Le nostre autorità sanitarie dopo dieci mesi considerano ancora la Covid-19 come una malattia nuova, incurabile se non col vaccino, una malattia per la quale non ci sono ancora sufficienti studi validi per decidere il trattamento e quindi si interviene solo quando la situazione è molto seria e il paziente è a rischio di morte. Questo approccio attendista è criticato da sempre più medici che riportano di avere successo, se si riesce a bloccare la malattia prima che la situazione si aggravi.

Quanti medici seguono ancora il protocollo “vuoto” del Ministero che scoraggia l’iniziativa del medico e quanti invece come quelli che oggi hanno avuto ragione in tribunale operano con terapie fin dai primi sintomi? Quanti morti sono dovuti a questo attendismo che dura da mesi e che ostacola anche le cure perché si raccomanda che il paziente non veda il suo medico di base e a quest’ultimo si dice di rimandarlo all’intervento dell’ospedale? In pratica oggi i pazienti anziani, che hanno sintomi e risultano positivi, vengono seguiti a casa da un medico che non è quello di base, ma spesso è un neolaureato assieme ad un infermiera i quali misurano l’ossigeno, fanno tamponi e basta. Se il paziente si aggrava viene trasferito poi in ospedale dove spesso muore perché ormai non c’è più niente da fare.

Diversi gruppi di medici da mesi invece si sforzano di spiegare che se si trattano subito i sintomi con farmaci adeguati, il ricovero viene quasi sempre evitato. In pratica dicono è come se per pazienti che hanno i sintomi di un attacco di cuore si raccomandasse di monitorare la situazione, ma di non intervenire tempestivamente.

Il fatto che oggi un tribunale intervenga e dia ragione ai medici di base che curano da mesi i pazienti contro i burocrati del Ministero della Salute e dell’AIFA indica che finora il Ministero ha sbagliato completamente approccio alla malattia.

Si è ostacolato la normale cura dei pazienti da parte dei medici in base alla loro esperienza coi farmaci disponibili e si è deviato tutta l’attenzione del pubblico e dei politici sul fatto che la gente in modo irresponsabile mangiava alla sera al ristorante o andava in palestra o andava al cinema o faceva lezione a scuola o all’università o semplicemente passeggiava per la strada.
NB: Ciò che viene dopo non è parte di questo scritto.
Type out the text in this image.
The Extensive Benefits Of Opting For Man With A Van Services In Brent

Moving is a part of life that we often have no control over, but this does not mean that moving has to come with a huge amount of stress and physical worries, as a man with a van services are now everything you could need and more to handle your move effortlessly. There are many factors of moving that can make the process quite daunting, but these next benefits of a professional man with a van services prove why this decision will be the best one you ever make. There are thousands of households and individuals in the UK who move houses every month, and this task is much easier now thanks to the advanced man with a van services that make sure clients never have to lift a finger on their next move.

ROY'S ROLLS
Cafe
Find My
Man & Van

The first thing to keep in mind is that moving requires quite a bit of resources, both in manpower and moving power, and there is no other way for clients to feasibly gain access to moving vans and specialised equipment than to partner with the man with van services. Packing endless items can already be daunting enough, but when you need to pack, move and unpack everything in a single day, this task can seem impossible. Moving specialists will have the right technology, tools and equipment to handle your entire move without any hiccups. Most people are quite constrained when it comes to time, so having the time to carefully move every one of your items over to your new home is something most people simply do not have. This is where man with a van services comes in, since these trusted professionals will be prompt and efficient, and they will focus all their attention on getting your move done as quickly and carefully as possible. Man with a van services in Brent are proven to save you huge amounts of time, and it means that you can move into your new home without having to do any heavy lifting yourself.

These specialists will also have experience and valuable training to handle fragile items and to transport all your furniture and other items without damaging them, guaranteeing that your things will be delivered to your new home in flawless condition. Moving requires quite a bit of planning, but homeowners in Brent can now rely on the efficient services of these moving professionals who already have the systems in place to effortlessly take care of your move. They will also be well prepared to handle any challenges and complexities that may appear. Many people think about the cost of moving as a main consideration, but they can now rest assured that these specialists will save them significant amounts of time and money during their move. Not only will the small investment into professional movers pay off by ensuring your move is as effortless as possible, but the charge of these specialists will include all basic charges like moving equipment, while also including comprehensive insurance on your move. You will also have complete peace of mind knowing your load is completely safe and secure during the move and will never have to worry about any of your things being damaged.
Nei paesi del Sudamerica e dell’Asia si ha notizia dell’uso sistematico di farmaci che esistono da decenni come l’ivermectina e l’idrossiclorochina, perché le autorità sanitarie non le hanno vietate come da noi. Forse non è un caso che la mortalità in tutta l’Asia sia praticamente sparita e in quasi tutto il Sudamerica la situazione stia drasticamente migliorando. Da noi la burocrazia del Ministero e dell’AIFA ha espressamente vietato l’idrossiclorochina e ha sconsigliato ogni altro trattamento.

Dato che la mortalità in Italia è da 50 a 100 volte maggiore che in Asia (in media) e molto maggiore da mesi che in Sudamerica ed è la più alta del mondo assieme a Gran Bretagna, New York e Belgio, occorrerebbe parlare delle responsabilità del Ministero della Salute e delle istituzioni sanitarie che hanno ostacolato sin dall’inizio la cura dei malati condannandoli a morte, impedendo persino le autopsie e procedendo con le cremazioni forzate dei cadaveri per nascondere i loro errori. Prima o poi ci vorrà una nuova Norimberga.